The barbell reverse preacher curl is an isolation exercise targeting the bicep and forearms. It is performed on a preacher bench with an overhand grip, emphasizing the brachialis and forearm extensors.
Also Works
Forearms
How to Perform
1
Sit on a preacher bench with your chest against the pad and your arms extended straight down, holding a barbell with an overhand grip.
2
Keeping your upper arms stationary, exhale and curl the barbell upward while contracting your biceps.
3
Continue to raise the barbell until your biceps are fully contracted and the barbell is at shoulder level.
4
Hold the contracted position for a brief pause as you squeeze your biceps.
5
Inhale and slowly lower the barbell back to the starting position.
6
Repeat for the desired number of repetitions.
Pro Tips
•Use an overhand grip on the preacher pad and curl with a controlled tempo; the pad eliminates all cheating.

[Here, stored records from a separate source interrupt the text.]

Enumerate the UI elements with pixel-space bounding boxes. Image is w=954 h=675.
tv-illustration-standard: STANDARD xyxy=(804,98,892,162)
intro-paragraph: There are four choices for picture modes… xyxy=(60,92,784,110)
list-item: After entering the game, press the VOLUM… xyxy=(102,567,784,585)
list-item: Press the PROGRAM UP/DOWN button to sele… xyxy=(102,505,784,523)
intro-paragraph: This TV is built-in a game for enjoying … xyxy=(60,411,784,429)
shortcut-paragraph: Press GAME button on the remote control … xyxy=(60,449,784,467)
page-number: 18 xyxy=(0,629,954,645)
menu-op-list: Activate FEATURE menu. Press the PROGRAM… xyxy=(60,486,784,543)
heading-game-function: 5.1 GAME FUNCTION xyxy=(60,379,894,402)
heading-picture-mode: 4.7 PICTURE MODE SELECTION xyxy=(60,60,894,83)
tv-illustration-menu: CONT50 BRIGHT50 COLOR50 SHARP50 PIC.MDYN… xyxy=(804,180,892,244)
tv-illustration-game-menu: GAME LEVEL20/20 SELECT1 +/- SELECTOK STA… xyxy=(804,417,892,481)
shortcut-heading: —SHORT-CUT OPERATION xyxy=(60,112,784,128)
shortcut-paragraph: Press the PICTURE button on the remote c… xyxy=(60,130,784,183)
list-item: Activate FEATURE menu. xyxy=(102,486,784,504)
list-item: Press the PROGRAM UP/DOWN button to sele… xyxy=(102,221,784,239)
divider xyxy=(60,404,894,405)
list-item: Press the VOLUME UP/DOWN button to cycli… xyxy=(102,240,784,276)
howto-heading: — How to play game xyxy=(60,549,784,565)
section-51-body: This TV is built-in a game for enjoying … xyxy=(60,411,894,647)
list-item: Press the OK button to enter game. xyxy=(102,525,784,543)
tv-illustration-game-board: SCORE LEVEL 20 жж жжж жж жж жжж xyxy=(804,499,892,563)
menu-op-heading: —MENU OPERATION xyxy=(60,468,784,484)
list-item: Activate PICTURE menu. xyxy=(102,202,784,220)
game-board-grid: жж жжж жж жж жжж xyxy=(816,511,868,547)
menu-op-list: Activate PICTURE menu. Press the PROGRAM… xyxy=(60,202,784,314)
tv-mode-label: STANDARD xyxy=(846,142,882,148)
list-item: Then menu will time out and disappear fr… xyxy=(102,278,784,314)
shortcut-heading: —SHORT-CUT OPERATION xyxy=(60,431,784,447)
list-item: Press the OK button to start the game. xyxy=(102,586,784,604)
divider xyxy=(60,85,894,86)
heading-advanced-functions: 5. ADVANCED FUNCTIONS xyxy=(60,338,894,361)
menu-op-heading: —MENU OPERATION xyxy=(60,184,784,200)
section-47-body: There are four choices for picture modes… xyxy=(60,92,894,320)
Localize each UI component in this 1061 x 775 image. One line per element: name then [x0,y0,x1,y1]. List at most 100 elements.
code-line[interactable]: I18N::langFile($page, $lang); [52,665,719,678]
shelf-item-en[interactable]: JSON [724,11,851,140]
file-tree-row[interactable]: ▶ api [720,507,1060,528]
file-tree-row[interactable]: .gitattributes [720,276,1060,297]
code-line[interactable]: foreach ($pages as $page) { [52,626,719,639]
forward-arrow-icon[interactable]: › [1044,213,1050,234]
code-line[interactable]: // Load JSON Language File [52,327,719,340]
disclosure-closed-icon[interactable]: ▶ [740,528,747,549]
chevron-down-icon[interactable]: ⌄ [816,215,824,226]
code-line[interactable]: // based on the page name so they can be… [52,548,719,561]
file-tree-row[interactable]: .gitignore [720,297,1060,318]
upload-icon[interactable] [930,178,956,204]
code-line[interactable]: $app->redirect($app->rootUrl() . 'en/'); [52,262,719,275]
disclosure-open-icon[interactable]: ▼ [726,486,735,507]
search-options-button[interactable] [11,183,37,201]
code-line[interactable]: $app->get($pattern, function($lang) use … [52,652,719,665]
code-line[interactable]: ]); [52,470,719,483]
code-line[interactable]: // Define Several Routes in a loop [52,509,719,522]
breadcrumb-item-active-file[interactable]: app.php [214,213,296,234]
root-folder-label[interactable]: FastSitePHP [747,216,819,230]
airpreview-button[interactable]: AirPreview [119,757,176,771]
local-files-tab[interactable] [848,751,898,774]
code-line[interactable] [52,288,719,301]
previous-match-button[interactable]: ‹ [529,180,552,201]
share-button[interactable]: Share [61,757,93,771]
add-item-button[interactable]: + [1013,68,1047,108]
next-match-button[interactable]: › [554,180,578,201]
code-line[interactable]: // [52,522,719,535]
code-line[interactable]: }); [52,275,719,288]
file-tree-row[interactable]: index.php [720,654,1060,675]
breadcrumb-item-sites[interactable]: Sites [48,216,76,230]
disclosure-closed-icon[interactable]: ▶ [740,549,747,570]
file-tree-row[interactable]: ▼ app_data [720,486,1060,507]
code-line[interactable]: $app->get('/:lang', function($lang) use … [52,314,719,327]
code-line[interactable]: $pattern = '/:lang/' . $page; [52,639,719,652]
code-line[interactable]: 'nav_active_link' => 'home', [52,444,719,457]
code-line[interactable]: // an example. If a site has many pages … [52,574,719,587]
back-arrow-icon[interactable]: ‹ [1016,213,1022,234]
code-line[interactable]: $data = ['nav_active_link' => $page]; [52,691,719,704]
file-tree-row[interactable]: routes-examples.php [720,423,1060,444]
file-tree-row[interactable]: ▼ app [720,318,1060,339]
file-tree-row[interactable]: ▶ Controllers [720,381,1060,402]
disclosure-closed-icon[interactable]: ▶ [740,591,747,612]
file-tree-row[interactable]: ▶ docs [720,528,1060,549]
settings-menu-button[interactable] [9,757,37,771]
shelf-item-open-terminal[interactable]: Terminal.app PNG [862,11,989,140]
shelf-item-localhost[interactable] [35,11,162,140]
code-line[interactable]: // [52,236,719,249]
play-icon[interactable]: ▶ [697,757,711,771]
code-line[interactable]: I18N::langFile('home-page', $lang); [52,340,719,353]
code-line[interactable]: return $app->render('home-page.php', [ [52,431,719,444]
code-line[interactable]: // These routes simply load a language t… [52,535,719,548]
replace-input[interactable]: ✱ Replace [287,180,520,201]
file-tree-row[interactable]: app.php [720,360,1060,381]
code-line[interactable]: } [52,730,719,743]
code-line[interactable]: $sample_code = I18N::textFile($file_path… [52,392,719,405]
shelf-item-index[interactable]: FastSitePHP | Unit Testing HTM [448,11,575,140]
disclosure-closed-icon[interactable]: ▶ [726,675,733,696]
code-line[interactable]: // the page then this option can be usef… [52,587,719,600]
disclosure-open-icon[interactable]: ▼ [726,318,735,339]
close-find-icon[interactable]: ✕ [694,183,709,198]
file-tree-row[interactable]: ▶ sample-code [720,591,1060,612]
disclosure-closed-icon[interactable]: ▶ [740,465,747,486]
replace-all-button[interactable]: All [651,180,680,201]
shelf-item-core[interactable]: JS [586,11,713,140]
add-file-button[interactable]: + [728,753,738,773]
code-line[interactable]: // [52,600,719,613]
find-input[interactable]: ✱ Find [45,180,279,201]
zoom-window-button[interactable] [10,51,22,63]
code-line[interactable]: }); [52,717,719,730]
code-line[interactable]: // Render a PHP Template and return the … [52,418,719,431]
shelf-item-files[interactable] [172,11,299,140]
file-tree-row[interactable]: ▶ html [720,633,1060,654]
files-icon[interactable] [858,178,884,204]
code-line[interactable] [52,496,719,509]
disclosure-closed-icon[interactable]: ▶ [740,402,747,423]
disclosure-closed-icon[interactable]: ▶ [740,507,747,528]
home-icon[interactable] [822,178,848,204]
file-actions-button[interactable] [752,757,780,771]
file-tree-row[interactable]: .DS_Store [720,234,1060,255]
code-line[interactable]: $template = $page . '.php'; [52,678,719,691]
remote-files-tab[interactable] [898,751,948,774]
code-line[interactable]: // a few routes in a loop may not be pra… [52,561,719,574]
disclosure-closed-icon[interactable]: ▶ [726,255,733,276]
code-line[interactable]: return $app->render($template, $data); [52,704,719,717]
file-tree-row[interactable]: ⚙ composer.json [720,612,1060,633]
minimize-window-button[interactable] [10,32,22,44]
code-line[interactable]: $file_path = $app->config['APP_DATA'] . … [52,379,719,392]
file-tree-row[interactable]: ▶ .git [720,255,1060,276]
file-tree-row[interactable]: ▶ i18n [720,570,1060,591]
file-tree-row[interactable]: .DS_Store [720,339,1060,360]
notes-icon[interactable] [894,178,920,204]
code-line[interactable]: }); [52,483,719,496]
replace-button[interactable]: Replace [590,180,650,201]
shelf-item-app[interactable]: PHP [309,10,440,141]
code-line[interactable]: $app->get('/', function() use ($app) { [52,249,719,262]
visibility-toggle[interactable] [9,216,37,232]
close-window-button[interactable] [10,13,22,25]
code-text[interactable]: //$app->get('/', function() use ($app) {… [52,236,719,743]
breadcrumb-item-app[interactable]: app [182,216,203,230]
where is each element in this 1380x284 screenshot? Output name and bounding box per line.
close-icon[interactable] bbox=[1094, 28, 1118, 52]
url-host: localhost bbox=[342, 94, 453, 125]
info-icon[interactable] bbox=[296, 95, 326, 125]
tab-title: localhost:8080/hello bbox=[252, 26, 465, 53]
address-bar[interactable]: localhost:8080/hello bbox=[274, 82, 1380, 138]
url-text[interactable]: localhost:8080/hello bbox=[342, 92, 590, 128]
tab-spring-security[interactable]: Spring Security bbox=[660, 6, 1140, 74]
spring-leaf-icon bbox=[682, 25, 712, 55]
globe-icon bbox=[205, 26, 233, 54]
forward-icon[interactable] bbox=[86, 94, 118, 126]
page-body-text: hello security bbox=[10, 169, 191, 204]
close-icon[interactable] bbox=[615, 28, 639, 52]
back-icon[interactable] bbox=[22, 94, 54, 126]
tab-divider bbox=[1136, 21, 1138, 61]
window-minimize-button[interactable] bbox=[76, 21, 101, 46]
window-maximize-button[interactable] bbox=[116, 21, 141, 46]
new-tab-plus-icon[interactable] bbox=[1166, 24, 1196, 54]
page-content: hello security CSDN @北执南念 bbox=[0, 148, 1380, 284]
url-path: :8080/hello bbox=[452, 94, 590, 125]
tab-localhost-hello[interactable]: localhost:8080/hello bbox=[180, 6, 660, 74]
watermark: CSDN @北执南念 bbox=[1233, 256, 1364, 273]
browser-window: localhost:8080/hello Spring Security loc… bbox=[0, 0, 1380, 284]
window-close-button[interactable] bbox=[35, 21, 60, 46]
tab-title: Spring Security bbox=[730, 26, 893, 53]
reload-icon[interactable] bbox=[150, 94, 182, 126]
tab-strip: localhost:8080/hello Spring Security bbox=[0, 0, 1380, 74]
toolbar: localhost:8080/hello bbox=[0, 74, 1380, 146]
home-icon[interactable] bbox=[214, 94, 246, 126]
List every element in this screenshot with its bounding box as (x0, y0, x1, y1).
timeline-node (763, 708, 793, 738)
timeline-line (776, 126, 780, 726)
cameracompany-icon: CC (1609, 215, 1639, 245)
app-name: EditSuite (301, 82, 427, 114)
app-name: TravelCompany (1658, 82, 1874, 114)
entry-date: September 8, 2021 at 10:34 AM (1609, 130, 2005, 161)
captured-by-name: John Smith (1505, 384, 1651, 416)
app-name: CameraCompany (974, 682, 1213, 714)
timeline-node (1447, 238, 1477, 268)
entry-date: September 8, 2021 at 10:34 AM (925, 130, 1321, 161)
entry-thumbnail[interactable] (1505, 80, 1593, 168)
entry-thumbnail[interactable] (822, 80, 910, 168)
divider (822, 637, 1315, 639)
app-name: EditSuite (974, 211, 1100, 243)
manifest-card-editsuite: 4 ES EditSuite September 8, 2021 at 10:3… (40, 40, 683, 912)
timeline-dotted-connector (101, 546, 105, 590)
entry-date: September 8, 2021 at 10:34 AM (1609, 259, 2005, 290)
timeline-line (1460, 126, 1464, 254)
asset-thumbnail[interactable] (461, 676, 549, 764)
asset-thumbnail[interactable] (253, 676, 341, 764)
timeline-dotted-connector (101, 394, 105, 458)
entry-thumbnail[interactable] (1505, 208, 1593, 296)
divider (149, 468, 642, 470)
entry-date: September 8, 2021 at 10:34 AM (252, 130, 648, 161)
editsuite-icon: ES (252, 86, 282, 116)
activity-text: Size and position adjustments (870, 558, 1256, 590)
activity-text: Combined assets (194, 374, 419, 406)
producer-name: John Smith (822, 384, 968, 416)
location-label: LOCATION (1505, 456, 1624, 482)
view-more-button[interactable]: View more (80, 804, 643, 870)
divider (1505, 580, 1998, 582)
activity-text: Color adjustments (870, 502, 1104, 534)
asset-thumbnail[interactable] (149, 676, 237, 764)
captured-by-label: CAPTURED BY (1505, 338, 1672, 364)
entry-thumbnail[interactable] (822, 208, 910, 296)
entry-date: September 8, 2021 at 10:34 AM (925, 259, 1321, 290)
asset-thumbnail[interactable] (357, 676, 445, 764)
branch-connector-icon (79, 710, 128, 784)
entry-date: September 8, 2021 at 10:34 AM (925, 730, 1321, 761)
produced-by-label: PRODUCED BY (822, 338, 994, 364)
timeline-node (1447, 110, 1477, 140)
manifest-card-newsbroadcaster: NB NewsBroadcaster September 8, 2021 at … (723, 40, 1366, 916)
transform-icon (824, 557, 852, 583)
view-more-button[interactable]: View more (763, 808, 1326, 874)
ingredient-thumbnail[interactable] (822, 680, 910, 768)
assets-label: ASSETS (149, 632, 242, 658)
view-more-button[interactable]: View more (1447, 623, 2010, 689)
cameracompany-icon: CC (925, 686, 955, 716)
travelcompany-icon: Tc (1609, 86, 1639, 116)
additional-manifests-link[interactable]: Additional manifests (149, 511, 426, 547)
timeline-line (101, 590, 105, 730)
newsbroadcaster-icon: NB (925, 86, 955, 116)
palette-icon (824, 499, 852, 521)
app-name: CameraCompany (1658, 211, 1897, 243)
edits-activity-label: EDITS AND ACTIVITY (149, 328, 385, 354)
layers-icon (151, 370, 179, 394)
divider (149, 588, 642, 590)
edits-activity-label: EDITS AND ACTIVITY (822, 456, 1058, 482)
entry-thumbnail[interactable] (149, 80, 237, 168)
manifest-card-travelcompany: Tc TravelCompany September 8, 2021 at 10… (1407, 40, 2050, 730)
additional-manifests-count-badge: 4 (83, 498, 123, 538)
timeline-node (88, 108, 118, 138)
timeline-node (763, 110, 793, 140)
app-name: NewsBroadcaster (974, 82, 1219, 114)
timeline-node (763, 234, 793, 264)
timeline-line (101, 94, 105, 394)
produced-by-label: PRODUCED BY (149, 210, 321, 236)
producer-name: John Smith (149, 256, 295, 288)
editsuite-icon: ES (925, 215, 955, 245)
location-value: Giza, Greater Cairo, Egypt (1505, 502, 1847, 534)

•Don't fully extend at the bottom; maintain a slight bend to protect the elbow joint in the overhand position.
•Use significantly lighter weight than regular Preacher Curls since the reverse grip reduces mechanical advantage.
Common Mistakes
•Using the same weight as regular Preacher Curls, which forces terrible form and stresses the wrists.
•Hyperextending the elbows at the bottom of each rep, which is especially risky with the overhand grip.
•Lifting the elbows off the pad to cheat the bar up, defeating the purpose of the preacher bench.